The Boston Massacre will make immigration reform more difficult, said Sen. Marco Rubio, R-Fla.  It should, said Sen. Rand Paul, R-Ky, who told Dingy Harry action should be postponed until the security implications are studied thoroughly.  The "Gang of 8" bill should be modified to take Boston into account, Rubio agreed.

Big majorities of Republicans, Democrats and Independents say they’ll support a bill which does what the Gang of 8 say theirs will, I noted in a column earlier this week.

It doesn’t, the testimony of Kris Kobach and Peter Kirsanow makes clear.  The "Gang of 8" bill is unacceptable.  But that doesn’t mean Republicans should oppose comprehensive immigration reform.

I said last week I’d explain this week why I think Sen.

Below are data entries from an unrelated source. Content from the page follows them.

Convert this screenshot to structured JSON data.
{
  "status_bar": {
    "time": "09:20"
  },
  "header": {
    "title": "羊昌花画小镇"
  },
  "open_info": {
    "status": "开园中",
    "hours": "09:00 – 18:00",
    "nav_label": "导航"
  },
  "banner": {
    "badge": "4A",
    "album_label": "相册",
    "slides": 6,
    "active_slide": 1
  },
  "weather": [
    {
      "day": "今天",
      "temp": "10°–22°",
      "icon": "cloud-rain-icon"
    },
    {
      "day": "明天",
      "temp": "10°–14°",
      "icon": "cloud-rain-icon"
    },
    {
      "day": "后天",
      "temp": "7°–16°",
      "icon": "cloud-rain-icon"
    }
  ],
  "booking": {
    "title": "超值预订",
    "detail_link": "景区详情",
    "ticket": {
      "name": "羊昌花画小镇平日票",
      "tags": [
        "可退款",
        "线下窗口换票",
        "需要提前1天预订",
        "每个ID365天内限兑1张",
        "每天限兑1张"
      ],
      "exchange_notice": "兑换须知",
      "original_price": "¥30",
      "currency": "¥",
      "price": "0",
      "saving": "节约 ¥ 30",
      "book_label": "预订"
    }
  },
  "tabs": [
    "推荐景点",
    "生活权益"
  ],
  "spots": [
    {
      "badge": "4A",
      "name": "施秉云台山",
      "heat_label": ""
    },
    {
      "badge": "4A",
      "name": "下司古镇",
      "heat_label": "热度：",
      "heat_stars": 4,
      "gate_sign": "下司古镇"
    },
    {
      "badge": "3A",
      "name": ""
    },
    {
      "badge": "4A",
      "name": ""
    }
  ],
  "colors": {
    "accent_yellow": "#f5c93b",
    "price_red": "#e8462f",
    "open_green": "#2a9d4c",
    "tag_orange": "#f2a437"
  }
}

Marco Rubio, R-Fla, is playing a shrewd long game.  But there was so much stuff going on this week I’ve run out of space and time.  I’ll have to postpone the detailed discussion yet again, but I want to leave you with these thoughts:

There is an absolutely terrible reason for Republicans to support immigration reform, and an equally terrible reason for Republicans to oppose it.

Republicans shouldn’t support a bad bill because they’re afraid, or in what probably would be a chimerical pursuit of Hispanic votes.

But Republicans shouldn’t oppose a good bill because some conservatives never ever will forgive otherwise law-abiding illegals for having snuck into the country in the first place.

Since an overwhelming majority of Americans support what the Gang of 8 says their bill does, the GOP strategy should be to make sure it does what they say it will do.  If we succeed, the benefits for the security of our country and the electoral prospects of our party could be immense.  If we fail, let the blame rest where it belongs – on the Democrats.

* * * *

This was a bad week for Zero, punctuated by George W. Bush catching him in the polls.  So I pronounce the glass more than half full.